И вот уже четверть века я сконцентрировался исключительно на фортепианной деятельности. Но контрабас все-таки дал мне важные ощущения: я знаю симфонический оркестр изнутри и иногда ловлю себя на мысли, что волей-неволей оркеструю какие-то вещи на фортепиано. Кстати, вокалисты, с которыми я работаю, тоже замечают, что мои тембральные находки на рояле помогают голосу по-другому себя вести.

— А что касается ваших авторских программ, по какому принципу вы выбираете их участников?

— Иногда я просто знаю, что в этой программе должен быть только этот артист. Сейчас у меня в работе вокальный цикл Давида Тухманова на стихи романтического поэта конца XIX — начала XX века Георга Тракля. Это пять изумительных монологов для меццо-сопрано и фортепиано в традициях Шумана, позднего Малера, раннего Шёнберга. Когда Давид Фёдорович дал мне послушать это сочинение, я сразу понял, что должна петь Юлия Мазурова. Если у меня устанавливаются с вокалистом близкие дружеские отношения, как, например, с Олесей Петровой, Борисом Пинхасовичем, Богданом Волковым, то, закончив один проект, мы сразу обсуждаем, что будем делать дальше. Так появились «Очарование колыбельных» Бриттена с Олесей Петровой, «Любовь и жизнь поэта» с Богданом Волковым, песни Шуберта, Вольфа и Шумана с Борисом Пинхасовичем как посвящение дуэту Фишер-Дискау — Рихтер. Причем Боря, готовя эту программу, специально прослушал несколько мастер-классов Фишера-Дискау по вокальному немецкому языку. Богдан в процессе подготовки камерных программ изучает огромное количе­ство разных версий, взглядов, интерпретаций, и только потом мы вместе выстраиваем свое ви́дение. Это серьезные и глубокие артисты, и большое счастье быть у них педагогом-репетитором.

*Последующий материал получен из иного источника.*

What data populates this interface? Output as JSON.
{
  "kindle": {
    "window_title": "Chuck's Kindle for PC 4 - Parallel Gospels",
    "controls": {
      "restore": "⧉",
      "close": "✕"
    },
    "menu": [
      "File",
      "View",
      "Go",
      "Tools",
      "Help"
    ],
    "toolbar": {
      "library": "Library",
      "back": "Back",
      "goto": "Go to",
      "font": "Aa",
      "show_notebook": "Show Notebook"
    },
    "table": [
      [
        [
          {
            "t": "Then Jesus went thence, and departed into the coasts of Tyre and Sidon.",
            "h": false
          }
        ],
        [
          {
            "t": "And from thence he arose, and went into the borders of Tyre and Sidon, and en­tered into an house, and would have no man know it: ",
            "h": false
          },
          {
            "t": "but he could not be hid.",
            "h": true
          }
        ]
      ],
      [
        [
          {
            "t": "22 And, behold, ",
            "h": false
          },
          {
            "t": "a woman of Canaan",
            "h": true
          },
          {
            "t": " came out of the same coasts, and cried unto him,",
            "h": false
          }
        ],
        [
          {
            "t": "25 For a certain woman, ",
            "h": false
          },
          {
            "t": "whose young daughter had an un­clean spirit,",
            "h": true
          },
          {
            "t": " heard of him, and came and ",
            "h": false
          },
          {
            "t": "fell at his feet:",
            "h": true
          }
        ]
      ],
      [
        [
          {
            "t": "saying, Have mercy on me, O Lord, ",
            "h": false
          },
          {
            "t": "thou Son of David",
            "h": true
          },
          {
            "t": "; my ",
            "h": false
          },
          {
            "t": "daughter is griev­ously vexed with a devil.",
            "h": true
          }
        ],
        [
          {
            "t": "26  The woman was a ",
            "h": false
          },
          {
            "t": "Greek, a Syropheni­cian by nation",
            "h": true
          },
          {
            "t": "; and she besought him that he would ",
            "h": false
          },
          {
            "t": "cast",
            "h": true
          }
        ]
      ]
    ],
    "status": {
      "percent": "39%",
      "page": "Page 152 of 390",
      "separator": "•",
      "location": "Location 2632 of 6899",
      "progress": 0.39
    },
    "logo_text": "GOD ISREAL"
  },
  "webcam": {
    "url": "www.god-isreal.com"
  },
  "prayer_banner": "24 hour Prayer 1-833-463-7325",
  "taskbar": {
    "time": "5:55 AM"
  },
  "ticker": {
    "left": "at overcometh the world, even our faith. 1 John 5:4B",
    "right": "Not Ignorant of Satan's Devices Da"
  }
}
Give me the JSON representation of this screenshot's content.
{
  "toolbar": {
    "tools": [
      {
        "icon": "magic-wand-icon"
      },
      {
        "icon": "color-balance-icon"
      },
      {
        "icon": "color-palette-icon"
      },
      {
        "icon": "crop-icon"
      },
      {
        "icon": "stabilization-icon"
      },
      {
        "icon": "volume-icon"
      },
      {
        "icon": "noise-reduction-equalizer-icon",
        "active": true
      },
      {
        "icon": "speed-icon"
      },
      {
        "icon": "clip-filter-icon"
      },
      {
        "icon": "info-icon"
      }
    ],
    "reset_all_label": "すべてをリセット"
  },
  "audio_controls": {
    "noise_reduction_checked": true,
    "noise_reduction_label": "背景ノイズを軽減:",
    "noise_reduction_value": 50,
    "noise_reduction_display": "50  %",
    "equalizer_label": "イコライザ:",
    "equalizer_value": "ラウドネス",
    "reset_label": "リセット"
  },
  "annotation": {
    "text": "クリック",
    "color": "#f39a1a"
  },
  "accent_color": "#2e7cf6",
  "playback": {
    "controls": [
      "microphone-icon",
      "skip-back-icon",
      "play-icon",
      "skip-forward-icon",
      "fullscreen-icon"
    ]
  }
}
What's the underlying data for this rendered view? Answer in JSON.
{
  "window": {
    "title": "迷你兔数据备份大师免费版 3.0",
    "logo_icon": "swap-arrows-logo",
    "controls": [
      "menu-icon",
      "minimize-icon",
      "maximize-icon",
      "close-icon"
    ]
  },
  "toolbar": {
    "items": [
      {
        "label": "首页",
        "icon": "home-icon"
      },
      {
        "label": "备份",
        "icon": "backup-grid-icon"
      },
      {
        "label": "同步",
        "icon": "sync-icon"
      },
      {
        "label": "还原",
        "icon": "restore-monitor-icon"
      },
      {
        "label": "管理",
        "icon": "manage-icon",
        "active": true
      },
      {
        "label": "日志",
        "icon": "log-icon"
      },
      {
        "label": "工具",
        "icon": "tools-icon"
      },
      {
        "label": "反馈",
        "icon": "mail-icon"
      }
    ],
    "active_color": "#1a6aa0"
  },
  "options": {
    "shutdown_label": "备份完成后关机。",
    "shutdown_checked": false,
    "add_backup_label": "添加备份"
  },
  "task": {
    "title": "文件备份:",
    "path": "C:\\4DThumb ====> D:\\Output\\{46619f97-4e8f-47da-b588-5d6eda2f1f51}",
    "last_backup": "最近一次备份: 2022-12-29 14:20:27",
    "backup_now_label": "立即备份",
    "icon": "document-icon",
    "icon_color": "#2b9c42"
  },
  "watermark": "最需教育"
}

Кто-то из коллег однажды назвал мою работу в дуэте с певцами «фортепианным дирижированием». Позволю себе с ним согласиться.

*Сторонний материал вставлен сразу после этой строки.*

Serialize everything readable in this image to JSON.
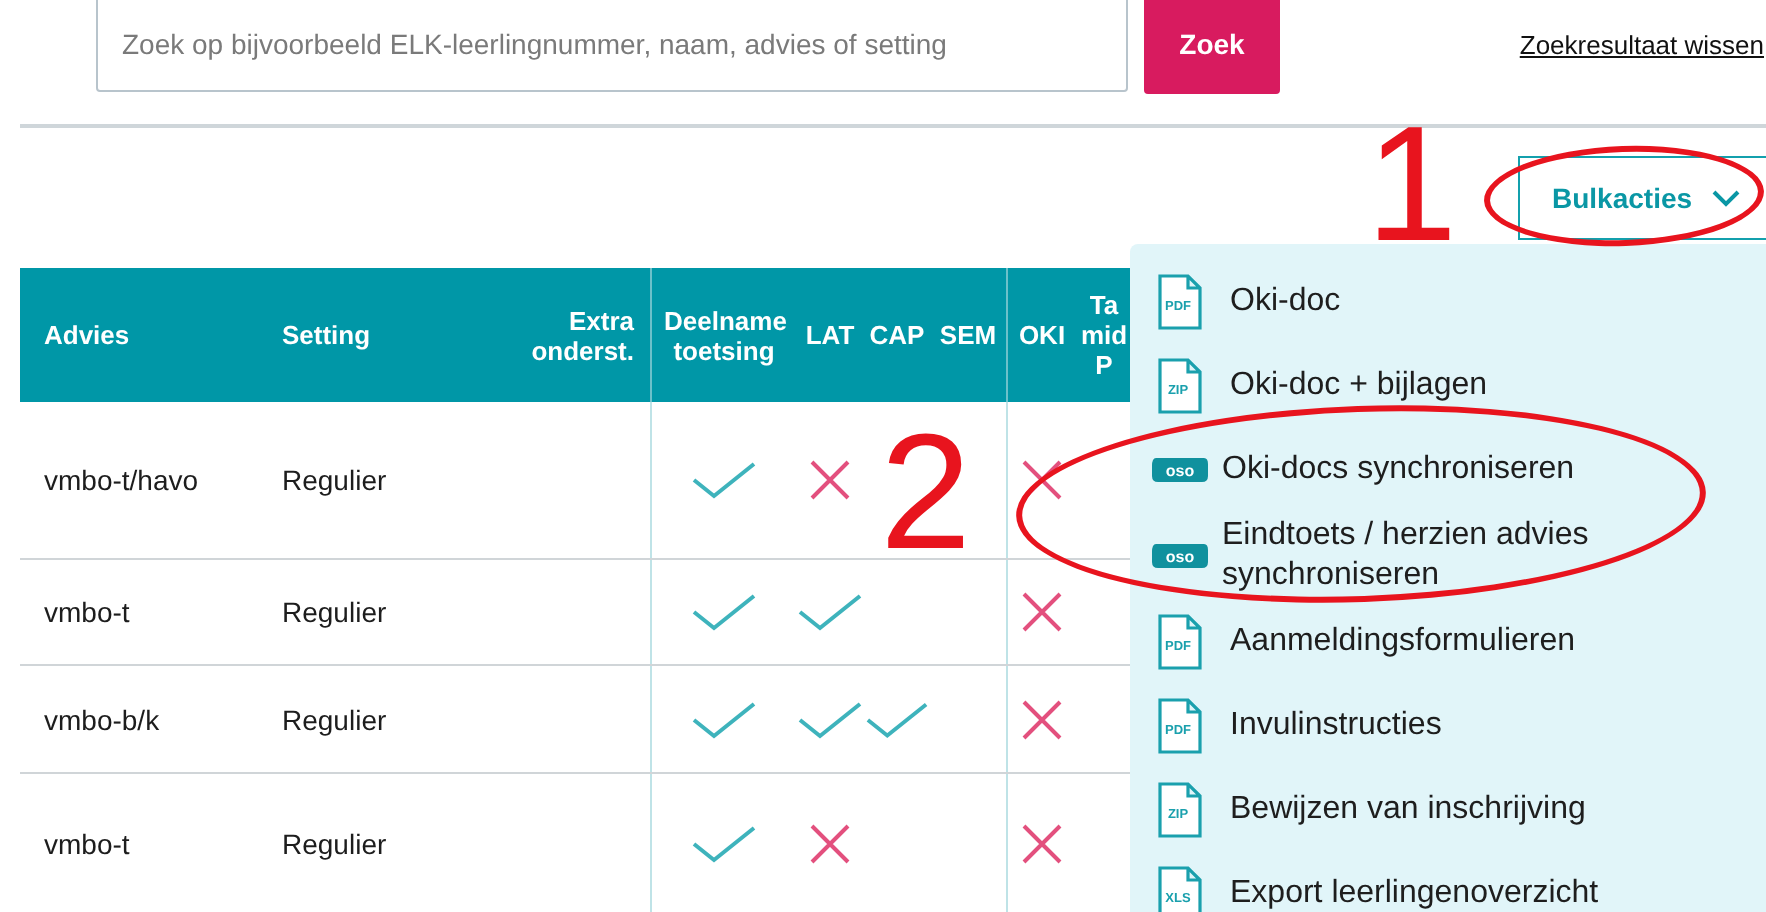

Понимаете, есть педагог в привычном понимании — тот, кто ставит руки, голос в период, когда нужны ежедневный тренаж и контроль. Но в принципе педагог интересен ученику, как мне кажется, наверное, занятий десять. А дальше ты уже должен учиться сам. Консерватория — это бурлящая среда, где всегда есть яркие индивидуальности, сильные личности, на которых ты ориентируешься и у которых поневоле учишься. И после консерватории, если у тебя есть потребность к самовыражению, нужно самому искать новую информацию, впитывать знания и впечатления. Работа над ошибками должна продолжаться всю жизнь.